INTM567000 - Thin capitalisation: FA2004 legislation - conduit finance

Many groups include companies, sometimes called treasury companies, whose purpose is to borrow in order to lend the funds to the wider group. These companies typically have very little equity funding, and their borrowing will usually be supported by a guarantee provided by another group company, often a holding company. Thin cap aspects of “treasury” companies are considered in more detail from INTM570000 onwards.

We might expect to see a margin between interest received and interest paid as a reward for the conduit company’s role in procuring finance for the group, depending on the nature and extent of its activities.

The guarantee often replaces equity for the purpose of giving security to the conduit’s lenders, and so the conduit may be thinly capitalised. However, secure on-lending can substantially reduce the risk retained in the conduit and therefore correspondingly reduce the need for equity, especially if the conduit’s on-lending is secured against the assets of its borrowers.

The overall profit attributed to a conduit company should be proportionate to the activity it undertakes and the risks it retains.
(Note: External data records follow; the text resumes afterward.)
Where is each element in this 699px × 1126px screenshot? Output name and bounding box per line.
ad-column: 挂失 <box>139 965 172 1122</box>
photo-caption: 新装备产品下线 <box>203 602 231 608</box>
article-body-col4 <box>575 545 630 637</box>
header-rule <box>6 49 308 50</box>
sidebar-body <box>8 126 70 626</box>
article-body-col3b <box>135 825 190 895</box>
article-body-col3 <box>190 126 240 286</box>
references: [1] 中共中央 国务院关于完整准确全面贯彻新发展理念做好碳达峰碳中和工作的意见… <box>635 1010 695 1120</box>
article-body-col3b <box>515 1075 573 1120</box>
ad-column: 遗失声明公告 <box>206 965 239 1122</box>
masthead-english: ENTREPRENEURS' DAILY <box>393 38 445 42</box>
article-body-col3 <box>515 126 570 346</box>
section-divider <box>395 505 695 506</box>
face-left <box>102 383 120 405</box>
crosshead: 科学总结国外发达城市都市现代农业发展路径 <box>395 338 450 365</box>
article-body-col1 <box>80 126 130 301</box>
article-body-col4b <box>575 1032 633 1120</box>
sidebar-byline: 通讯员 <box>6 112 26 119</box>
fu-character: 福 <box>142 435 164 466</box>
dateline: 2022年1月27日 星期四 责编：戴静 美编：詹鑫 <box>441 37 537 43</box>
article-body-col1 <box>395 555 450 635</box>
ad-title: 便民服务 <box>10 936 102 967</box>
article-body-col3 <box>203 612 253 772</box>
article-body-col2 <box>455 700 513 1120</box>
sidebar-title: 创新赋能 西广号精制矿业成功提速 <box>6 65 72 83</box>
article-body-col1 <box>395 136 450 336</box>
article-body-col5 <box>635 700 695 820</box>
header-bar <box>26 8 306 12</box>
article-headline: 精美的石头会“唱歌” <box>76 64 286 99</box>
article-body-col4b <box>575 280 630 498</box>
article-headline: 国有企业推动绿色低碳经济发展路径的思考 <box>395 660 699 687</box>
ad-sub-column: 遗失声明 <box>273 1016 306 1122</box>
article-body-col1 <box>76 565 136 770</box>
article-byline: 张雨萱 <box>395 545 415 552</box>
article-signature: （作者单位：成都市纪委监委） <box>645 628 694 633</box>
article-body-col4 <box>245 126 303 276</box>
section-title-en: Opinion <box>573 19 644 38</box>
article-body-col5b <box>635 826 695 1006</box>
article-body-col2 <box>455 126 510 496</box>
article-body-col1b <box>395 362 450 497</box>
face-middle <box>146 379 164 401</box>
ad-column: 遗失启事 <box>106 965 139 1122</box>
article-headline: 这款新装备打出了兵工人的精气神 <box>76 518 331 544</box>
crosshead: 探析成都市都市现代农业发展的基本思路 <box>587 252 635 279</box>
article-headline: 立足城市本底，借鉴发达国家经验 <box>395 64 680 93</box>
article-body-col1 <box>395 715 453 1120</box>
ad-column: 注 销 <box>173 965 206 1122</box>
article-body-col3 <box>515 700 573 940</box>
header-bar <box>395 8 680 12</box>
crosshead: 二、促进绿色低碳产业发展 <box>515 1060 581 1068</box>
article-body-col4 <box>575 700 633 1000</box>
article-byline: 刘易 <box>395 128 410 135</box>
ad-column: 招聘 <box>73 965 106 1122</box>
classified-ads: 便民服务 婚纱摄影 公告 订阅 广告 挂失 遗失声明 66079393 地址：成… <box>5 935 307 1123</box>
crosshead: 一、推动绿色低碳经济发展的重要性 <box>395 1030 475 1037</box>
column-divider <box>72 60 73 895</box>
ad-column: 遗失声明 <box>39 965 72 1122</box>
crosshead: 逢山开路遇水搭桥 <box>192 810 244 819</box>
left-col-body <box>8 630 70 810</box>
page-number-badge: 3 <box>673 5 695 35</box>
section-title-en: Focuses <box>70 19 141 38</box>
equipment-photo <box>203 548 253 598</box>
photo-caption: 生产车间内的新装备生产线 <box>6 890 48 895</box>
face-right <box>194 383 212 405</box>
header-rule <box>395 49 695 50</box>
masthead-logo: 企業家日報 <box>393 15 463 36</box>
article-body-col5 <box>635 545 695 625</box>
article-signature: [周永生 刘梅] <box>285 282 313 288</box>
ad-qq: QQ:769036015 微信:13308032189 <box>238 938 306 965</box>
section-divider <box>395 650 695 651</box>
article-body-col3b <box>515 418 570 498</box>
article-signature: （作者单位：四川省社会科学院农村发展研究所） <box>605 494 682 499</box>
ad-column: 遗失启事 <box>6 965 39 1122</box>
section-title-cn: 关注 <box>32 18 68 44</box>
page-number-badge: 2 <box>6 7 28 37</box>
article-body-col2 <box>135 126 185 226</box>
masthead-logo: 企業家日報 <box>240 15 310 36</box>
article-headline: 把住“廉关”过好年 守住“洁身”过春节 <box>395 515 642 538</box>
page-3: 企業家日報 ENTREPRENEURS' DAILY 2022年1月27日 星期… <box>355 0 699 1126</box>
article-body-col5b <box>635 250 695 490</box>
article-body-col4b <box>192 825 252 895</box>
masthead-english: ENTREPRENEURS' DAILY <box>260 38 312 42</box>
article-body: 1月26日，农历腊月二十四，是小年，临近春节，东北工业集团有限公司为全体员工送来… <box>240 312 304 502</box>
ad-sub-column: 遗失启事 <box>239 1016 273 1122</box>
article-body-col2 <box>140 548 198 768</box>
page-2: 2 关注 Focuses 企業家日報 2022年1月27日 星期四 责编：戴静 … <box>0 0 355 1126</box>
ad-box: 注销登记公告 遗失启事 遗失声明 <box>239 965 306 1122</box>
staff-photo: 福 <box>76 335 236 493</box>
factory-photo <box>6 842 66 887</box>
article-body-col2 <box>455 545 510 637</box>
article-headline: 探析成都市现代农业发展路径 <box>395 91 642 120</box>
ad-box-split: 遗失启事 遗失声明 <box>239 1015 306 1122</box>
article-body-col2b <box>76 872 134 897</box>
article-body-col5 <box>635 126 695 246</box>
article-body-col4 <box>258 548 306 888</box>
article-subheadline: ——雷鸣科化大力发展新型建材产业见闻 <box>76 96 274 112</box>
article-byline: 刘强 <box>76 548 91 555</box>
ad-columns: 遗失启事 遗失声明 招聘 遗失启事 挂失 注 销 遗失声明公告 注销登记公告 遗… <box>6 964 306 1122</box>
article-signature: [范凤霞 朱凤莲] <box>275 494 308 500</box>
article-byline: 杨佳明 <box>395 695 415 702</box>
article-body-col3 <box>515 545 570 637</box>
This principle should be borne in mind in applying the thin capitalisation and transfer pricing legislation, so as to avoid either insufficient or excessive profit being realised in the conduit.

As noted above, secure on-lending can reduce the conduit’s retained risk, and this is especially true if the conduit takes a charge on the on-loan. The charge allows the conduit to take possession of the assets of the ultimate borrower in order to enforce its rights under the loan contract. Although the charged assets are those of the borrower, the charge does not constitute a guarantee within the meaning of paragraph 1A(7) because it is no more than a means of enforcing rights that already exist under the loan contract.

In some cases, the conduit may pass on the right to enforce the charge to its lender. This often happens in the case of securitisations. This arrangement allows the lender (or the lenders’ trustee in a securitisation) to take enforcement action against the ultimate borrower if it defaults on its loan to the conduit, in order to allow the conduit to meet its obligations to the lender. Provided the arrangement does not grant new rights of recovery to the lender (beyond the right to enforce the conduit’s rights under its loan agreement), this also does not constitute a guarantee.